Cher James,
Il y a quelques années nous nous étions rencontrés une première fois, au hasard d'un programme universitaire. J'étais passée te prendre assez tard, j'étais en retard pour tout te dire, ta conversation m'a agacée. Je te trouvai alors prétentieux, passant du coq à l'âne, souvent je ne retenais rien de ce que tu disais. Ton style variant toujours, je décidais que tu étais inconstant et que vraiment, ce n'était pas le moment de venir m'ennuyée avec tes considérations égotiques.
Et puis, il s'en est passées des choses avant que de nouveau, l'université encore une fois me force à te revoir. Assez traumatisée je dois dire par notre première entrevue, je décidais, à l'inverse d'il y a cinq ou six ans, de commencer mon voyage en m'arrêtant à ta porte, à vrai dire dans l'idée d'en être débarrassée au plus tôt. Seulement cette fois-ci, ayant plus de temps pour t'écouter, t'observer, plus de maturité pour te comprendre et enfin t'admirer, tu m'as fait chavirée.

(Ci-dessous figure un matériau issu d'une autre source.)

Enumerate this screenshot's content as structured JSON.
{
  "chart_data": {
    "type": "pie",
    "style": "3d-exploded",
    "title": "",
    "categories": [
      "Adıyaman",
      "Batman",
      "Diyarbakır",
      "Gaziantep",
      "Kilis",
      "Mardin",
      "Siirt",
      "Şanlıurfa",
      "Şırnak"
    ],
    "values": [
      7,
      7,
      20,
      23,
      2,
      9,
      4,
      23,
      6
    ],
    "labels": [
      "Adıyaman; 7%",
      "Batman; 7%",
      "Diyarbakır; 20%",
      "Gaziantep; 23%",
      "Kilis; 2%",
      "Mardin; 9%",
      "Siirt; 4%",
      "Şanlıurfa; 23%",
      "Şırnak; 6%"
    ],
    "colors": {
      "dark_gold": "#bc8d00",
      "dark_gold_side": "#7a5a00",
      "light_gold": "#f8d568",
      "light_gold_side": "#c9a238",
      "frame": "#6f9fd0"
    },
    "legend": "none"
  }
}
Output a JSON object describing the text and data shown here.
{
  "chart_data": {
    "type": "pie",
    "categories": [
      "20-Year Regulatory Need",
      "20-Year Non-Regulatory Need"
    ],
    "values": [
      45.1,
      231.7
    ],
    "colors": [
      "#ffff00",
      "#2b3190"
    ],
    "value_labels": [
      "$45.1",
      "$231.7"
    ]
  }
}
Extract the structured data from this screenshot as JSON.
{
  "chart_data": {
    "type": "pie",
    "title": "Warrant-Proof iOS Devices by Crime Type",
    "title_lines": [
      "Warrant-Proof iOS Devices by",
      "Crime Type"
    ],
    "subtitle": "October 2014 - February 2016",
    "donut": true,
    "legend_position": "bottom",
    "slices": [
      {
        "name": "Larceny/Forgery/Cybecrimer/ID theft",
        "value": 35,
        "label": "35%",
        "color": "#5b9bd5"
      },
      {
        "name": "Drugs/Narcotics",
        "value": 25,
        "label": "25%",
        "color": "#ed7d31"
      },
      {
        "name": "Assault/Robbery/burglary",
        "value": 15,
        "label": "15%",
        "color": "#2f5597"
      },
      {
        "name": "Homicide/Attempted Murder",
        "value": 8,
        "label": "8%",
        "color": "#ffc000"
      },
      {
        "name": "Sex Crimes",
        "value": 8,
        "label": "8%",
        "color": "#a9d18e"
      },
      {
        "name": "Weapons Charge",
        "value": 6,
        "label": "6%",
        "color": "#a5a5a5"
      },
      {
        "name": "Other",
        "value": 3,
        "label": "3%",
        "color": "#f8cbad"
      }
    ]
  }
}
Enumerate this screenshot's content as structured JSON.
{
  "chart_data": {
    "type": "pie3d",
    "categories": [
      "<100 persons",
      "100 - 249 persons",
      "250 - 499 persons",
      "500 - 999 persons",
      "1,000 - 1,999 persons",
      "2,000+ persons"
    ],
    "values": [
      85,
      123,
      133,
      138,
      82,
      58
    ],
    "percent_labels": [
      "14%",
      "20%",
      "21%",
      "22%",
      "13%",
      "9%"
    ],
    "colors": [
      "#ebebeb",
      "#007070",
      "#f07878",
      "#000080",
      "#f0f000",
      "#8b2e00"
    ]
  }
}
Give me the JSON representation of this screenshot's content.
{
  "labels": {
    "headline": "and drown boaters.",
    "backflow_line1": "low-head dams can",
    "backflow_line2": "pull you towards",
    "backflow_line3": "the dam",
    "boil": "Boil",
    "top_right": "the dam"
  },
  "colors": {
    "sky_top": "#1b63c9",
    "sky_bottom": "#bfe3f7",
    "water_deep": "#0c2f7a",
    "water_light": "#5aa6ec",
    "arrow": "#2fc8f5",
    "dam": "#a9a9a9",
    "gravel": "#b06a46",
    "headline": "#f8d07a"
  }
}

Cher Joyce, voilà, c'est dit! J'avais retenu de toi que tu étais pompeux, je te découvrais avant-gardiste; je pensais que tu n'avais pas de suite dans les idées, que tes changements de style incessants étaient les preuve irréfutables de ta folie douce, mais je me retrouvais à constater la beauté qu'il y a à sentir en ces changements l'évolution de ton héro. James, ton Stephen, je l'ai alors suivi avec un plaisir peu commun, la question de la création d'un artiste me devenant au fil des ans de plus en plus cher.
Par la suite, ce sont les spécialistes de ton œuvre que j'ai lu. Oui, moi qui les avais bêtement boudés alors, je décidais d'écouter ce qu'ils avaient à me dire à ton sujet. Ils ont éclairés d'une lumière encore nouvelle, aux milles reflets irisés, tes propos. M'enflammant pour certains sujets, je retrouvais grâce à eux ton opinion dessus. Je comprenais la valeur que tu accordais aux femmes, ton rapport torturé à la politique, à la religion, tes problèmes de conscience, la naissance en toi de cette âme d'artiste, ta recherche sur le langage....
Alors complètement sous le charme de ton roman, je décidais de m'essayer à ton Ulysse. Je n'ai pas réussi à le terminer, James, ne m'en veux pas. Je réessayerai d'ici quatre ou cinq ans.